Yes. For most employment disputes, including claims for severance, notice pay, unpaid wages, overtime and reinstatement, mediation is a mandatory pre-condition to filing a lawsuit. You cannot go straight to court; the case is dismissed on procedural grounds if you skip this step. Compensation claims arising from workplace accidents and occupational illness are among the limited exceptions.

How long is the probation period?

A trial or probation period can last up to two months, and may be extended to four months by a collective bargaining agreement. During this period either side can terminate without notice, but wages and accrued entitlements for the period actually worked remain payable. The probation term must be stated in the contract to be valid.

When is an employee entitled to severance pay?

Severance pay generally accrues after at least one year of service, provided the employment ends for a qualifying reason, such as employer termination without just cause, retirement, military service, marriage (for women, within one year), the death of the employee, or the employee resigning for justified cause. It is calculated as 30 days' gross wage per full year of service, subject to a statutory ceiling that is updated twice a year.

Can an employer dismiss a worker whenever it wants?

Not freely. In workplaces with 30 or more employees, an employee with at least six months' service enjoys job security and can only be dismissed for a valid reason connected to conduct, capacity or the needs of the business. The reason must be stated in writing and be capable of proof. If it is inadequate, the employee can bring a reinstatement claim, and the employer may face reinstatement plus compensation of four to eight months' wages under Article 21 of Labour Law No. 4857.

Can foreign nationals work in Türkiye without a permit?

No.
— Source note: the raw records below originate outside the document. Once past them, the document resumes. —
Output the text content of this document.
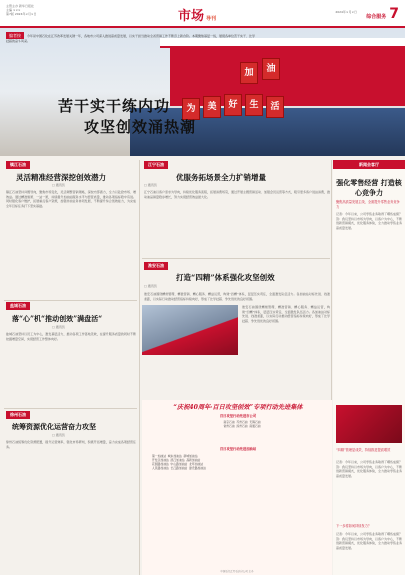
主管主办 新华日报社
主编 ×××
第7版 2024年×月×日	市场 导刊
2024年×月×日
综合服务 7
编者按 今年是中国石化在江苏改革发展关键一年，各地市公司深入推进高质量发展，以实干担当推动全省营销工作不断迈上新台阶。本期聚焦基层一线，展现各单位苦干实干、比学赶超的奋斗风采。
为	美	好	生	活
加	油
苦干实干练内功
攻坚创效涌热潮
镇江石油
灵活精准经营深挖创效潜力
□ 通讯员
镇江石油坚持问题导向，聚焦市场变化，灵活调整营销策略，深挖内部潜力，全力以赴抢市场、增效益。通过精准施策、一站一策，持续提升加油站服务水平与经营质量，推动各项指标稳中有进。同时强化客户维护，拓展重点客户资源，加强非油业务协同发展，不断提升综合创效能力，为完成全年目标任务打下坚实基础。
盐城石油
落“心”机“推动创效”满盘活“
□ 通讯员
盐城石油坚持以员工为中心，激发基层活力，推动各项工作落地见效，在提升服务质量的同时不断挖掘增量空间，实现经营工作整体向好。
徐州石油
统筹资源优化运营奋力攻坚
□ 通讯员
徐州石油统筹优化资源配置，提升运营效率，强化市场研判，积极开拓增量，奋力完成各项经营任务。
江宁石油
优服务拓场景全力扩销增量
□ 通讯员
江宁石油以客户需求为导向，持续优化服务流程，拓展消费场景，通过开展主题营销活动、加强会员运营等方式，吸引更多客户进站消费，推动油品销量稳步增长，努力实现经营效益最大化。
淮安石油
打造“四精”体系强化攻坚创效
□ 通讯员
淮安石油围绕精细管理、精准营销、精心服务、精益运营，构建“四精”体系，层层压实责任，全面激发队伍活力。各加油站对标先进、找准差距，以实际行动推动经营指标持续向好，形成了比学赶超、争先创优的良好氛围。
淮安石油围绕精细管理、精准营销、精心服务、精益运营，构建“四精”体系，层层压实责任，全面激发队伍活力。各加油站对标先进、找准差距，以实际行动推动经营指标持续向好，形成了比学赶超、争先创优的良好氛围。
“庆祝40周年·百日攻坚创效”专项行动先进集体
百日攻坚行动先进市公司
南京石油  苏州石油  无锡石油
常州石油  扬州石油  南通石油
百日攻坚行动先进加油站
第一加油站  城东加油站  新城加油站
开发区加油站  滨江加油站  高新加油站
花园路加油站  中山路加油站  北环加油站
人民路加油站  长江路加油站  建设路加油站
中国石化江苏石油分公司 主办
新闻会客厅
强化零售经营 打造核心竞争力
聚焦高质量发展主线，全面提升零售业务竞争力
记者：今年以来，公司零售业务取得了哪些成绩？答：我们坚持以市场为导向，以客户为中心，不断创新营销模式，优化服务体验，全力推动零售业务高质量发展。
“四精”管理显成效，持续推进提质增效
记者：今年以来，公司零售业务取得了哪些成绩？答：我们坚持以市场为导向，以客户为中心，不断创新营销模式，优化服务体验，全力推动零售业务高质量发展。
下一步将如何持续发力？
记者：今年以来，公司零售业务取得了哪些成绩？答：我们坚持以市场为导向，以客户为中心，不断创新营销模式，优化服务体验，全力推动零售业务高质量发展。
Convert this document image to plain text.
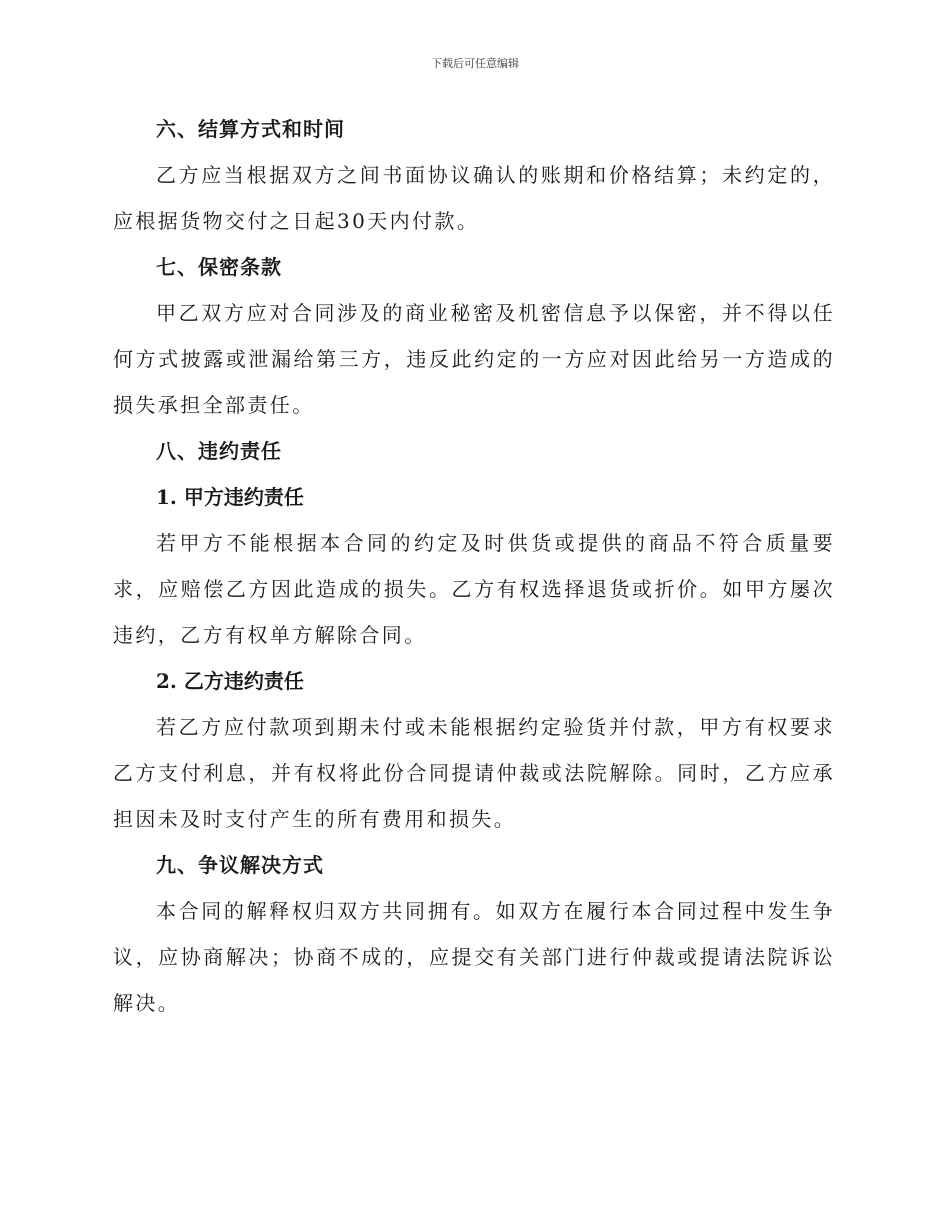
下载后可任意编辑

六、结算方式和时间

乙方应当根据双方之间书面协议确认的账期和价格结算；未约定的，应根据货物交付之日起30天内付款。

七、保密条款

甲乙双方应对合同涉及的商业秘密及机密信息予以保密，并不得以任何方式披露或泄漏给第三方，违反此约定的一方应对因此给另一方造成的损失承担全部责任。

八、违约责任

1. 甲方违约责任

若甲方不能根据本合同的约定及时供货或提供的商品不符合质量要求，应赔偿乙方因此造成的损失。乙方有权选择退货或折价。如甲方屡次违约，乙方有权单方解除合同。

2. 乙方违约责任

若乙方应付款项到期未付或未能根据约定验货并付款，甲方有权要求乙方支付利息，并有权将此份合同提请仲裁或法院解除。同时，乙方应承担因未及时支付产生的所有费用和损失。

九、争议解决方式

本合同的解释权归双方共同拥有。如双方在履行本合同过程中发生争议，应协商解决；协商不成的，应提交有关部门进行仲裁或提请法院诉讼解决。
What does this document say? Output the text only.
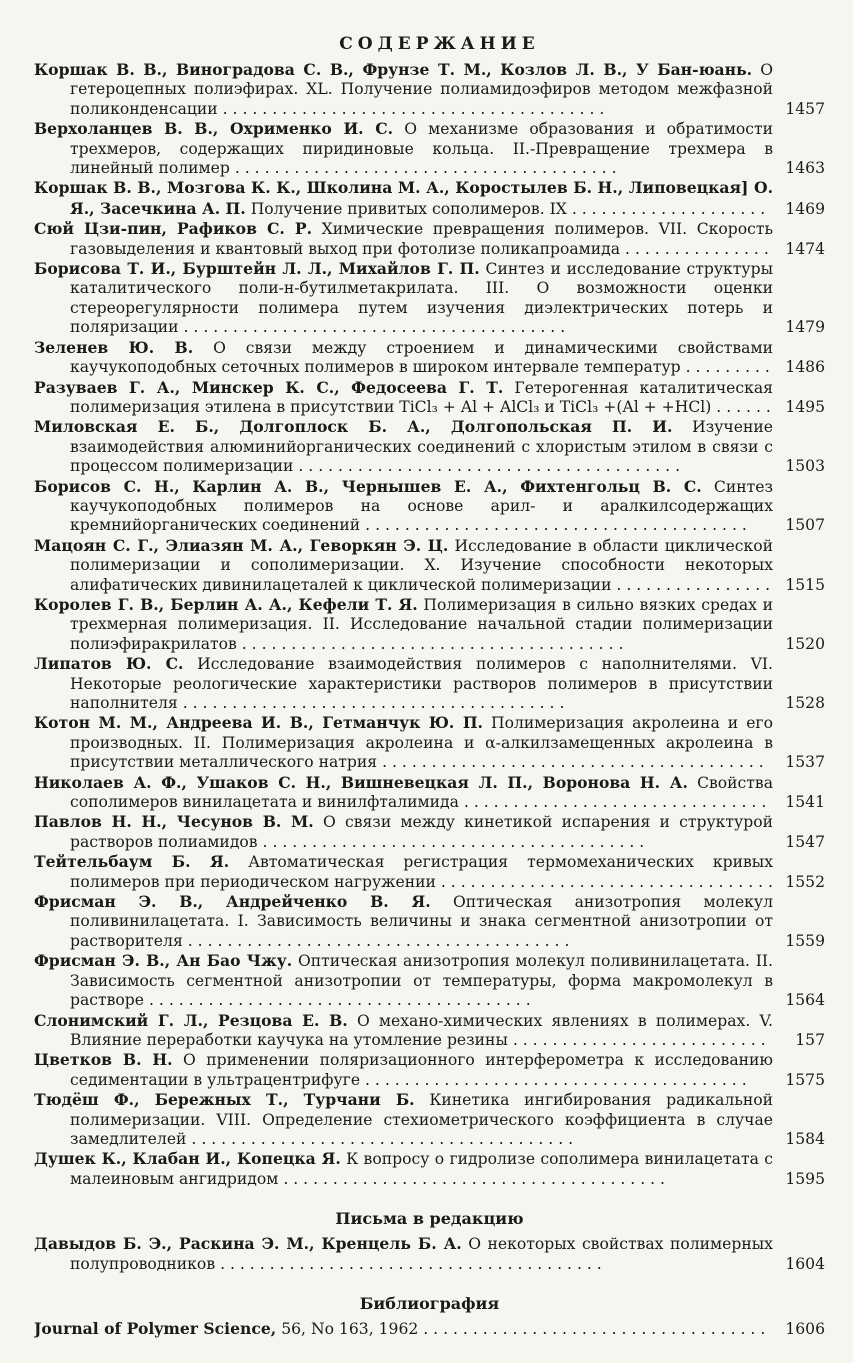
СОДЕРЖАНИЕ
Коршак В. В., Виноградова С. В., Фрунзе Т. М., Козлов Л. В., У Бан-юань. О гетероцепных полиэфирах. XL. Получение полиамидоэфиров методом межфазной поликонденсации . . . . . . . . . . . . . . . . . . . . . . . . . . . . . . . . . . . . . . .	1457
Верхоланцев В. В., Охрименко И. С. О механизме образования и обратимости трехмеров, содержащих пиридиновые кольца. II.-Превращение трехмера в линейный полимер . . . . . . . . . . . . . . . . . . . . . . . . . . . . . . . . . . . . . . .	1463
Коршак В. В., Мозгова К. К., Школина М. А., Коростылев Б. Н., Липовецкая] О. Я., Засечкина А. П. Получение привитых сополимеров. IX . . . . . . . . . . . . . . . . . . . .	1469
Сюй Цзи-пин, Рафиков С. Р. Химические превращения полимеров. VII. Скорость газовыделения и квантовый выход при фотолизе поликапроамида . . . . . . . . . . . . . . .	1474
Борисова Т. И., Бурштейн Л. Л., Михайлов Г. П. Синтез и исследование структуры каталитического поли-н-бутилметакрилата. III. О возможности оценки стереорегулярности полимера путем изучения диэлектрических потерь и поляризации . . . . . . . . . . . . . . . . . . . . . . . . . . . . . . . . . . . . . . .	1479
Зеленев Ю. В. О связи между строением и динамическими свойствами каучукоподобных сеточных полимеров в широком интервале температур . . . . . . . . . 1486
Разуваев Г. А., Минскер К. С., Федосеева Г. Т. Гетерогенная каталитическая полимеризация этилена в присутствии TiCl₃ + Al + AlCl₃ и TiCl₃ +(Al + +HCl) . . . . . . 1495
Миловская Е. Б., Долгоплоск Б. А., Долгопольская П. И. Изучение взаимодействия алюминийорганических соединений с хлористым этилом в связи с процессом полимеризации . . . . . . . . . . . . . . . . . . . . . . . . . . . . . . . . . . . . . . .	1503
Борисов С. Н., Карлин А. В., Чернышев Е. А., Фихтенгольц В. С. Синтез каучукоподобных полимеров на основе арил- и аралкилсодержащих кремнийорганических соединений . . . . . . . . . . . . . . . . . . . . . . . . . . . . . . . . . . . . . . .	1507
Мацоян С. Г., Элиазян М. А., Геворкян Э. Ц. Исследование в области циклической полимеризации и сополимеризации. X. Изучение способности некоторых алифатических дивинилацеталей к циклической полимеризации . . . . . . . . . . . . . . . . 1515
Королев Г. В., Берлин А. А., Кефели Т. Я. Полимеризация в сильно вязких средах и трехмерная полимеризация. II. Исследование начальной стадии полимеризации полиэфиракрилатов . . . . . . . . . . . . . . . . . . . . . . . . . . . . . . . . . . . . . . .	1520
Липатов Ю. С. Исследование взаимодействия полимеров с наполнителями. VI. Некоторые реологические характеристики растворов полимеров в присутствии наполнителя . . . . . . . . . . . . . . . . . . . . . . . . . . . . . . . . . . . . . . .	1528
Котон М. М., Андреева И. В., Гетманчук Ю. П. Полимеризация акролеина и его производных. II. Полимеризация акролеина и α-алкилзамещенных акролеина в присутствии металлического натрия . . . . . . . . . . . . . . . . . . . . . . . . . . . . . . . . . . . . . . .	1537
Николаев А. Ф., Ушаков С. Н., Вишневецкая Л. П., Воронова Н. А. Свойства сополимеров винилацетата и винилфталимида . . . . . . . . . . . . . . . . . . . . . . . . . . . . . . .	1541
Павлов Н. Н., Чесунов В. М. О связи между кинетикой испарения и структурой растворов полиамидов . . . . . . . . . . . . . . . . . . . . . . . . . . . . . . . . . . . . . . .	1547
Тейтельбаум Б. Я. Автоматическая регистрация термомеханических кривых полимеров при периодическом нагружении . . . . . . . . . . . . . . . . . . . . . . . . . . . . . . . . . . 1552
Фрисман Э. В., Андрейченко В. Я. Оптическая анизотропия молекул поливинилацетата. I. Зависимость величины и знака сегментной анизотропии от растворителя . . . . . . . . . . . . . . . . . . . . . . . . . . . . . . . . . . . . . . .	1559
Фрисман Э. В., Ан Бао Чжу. Оптическая анизотропия молекул поливинилацетата. II. Зависимость сегментной анизотропии от температуры, форма макромолекул в растворе . . . . . . . . . . . . . . . . . . . . . . . . . . . . . . . . . . . . . . .	1564
Слонимский Г. Л., Резцова Е. В. О механо-химических явлениях в полимерах. V. Влияние переработки каучука на утомление резины . . . . . . . . . . . . . . . . . . . . . . . . . .	157
Цветков В. Н. О применении поляризационного интерферометра к исследованию седиментации в ультрацентрифуге . . . . . . . . . . . . . . . . . . . . . . . . . . . . . . . . . . . . . . .	1575
Тюдёш Ф., Бережных Т., Турчани Б. Кинетика ингибирования радикальной полимеризации. VIII. Определение стехиометрического коэффициента в случае замедлителей . . . . . . . . . . . . . . . . . . . . . . . . . . . . . . . . . . . . . . .	1584
Душек К., Клабан И., Копецка Я. К вопросу о гидролизе сополимера винилацетата с малеиновым ангидридом . . . . . . . . . . . . . . . . . . . . . . . . . . . . . . . . . . . . . . .	1595
Письма в редакцию
Давыдов Б. Э., Раскина Э. М., Кренцель Б. А. О некоторых свойствах полимерных полупроводников . . . . . . . . . . . . . . . . . . . . . . . . . . . . . . . . . . . . . . .	1604
Библиография
Journal of Polymer Science, 56, No 163, 1962 . . . . . . . . . . . . . . . . . . . . . . . . . . . . . . . . . . .	1606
Foreign nationals must hold a valid work permit before starting employment, granted under the International Labour Force Law No. 6735 by the Ministry of Labour and Social Security. The permit in most cases doubles as a residence permit for the duration of employment. Employing a foreign national without a permit exposes both the employer and the worker to significant administrative fines and, on repeat, escalating penalties.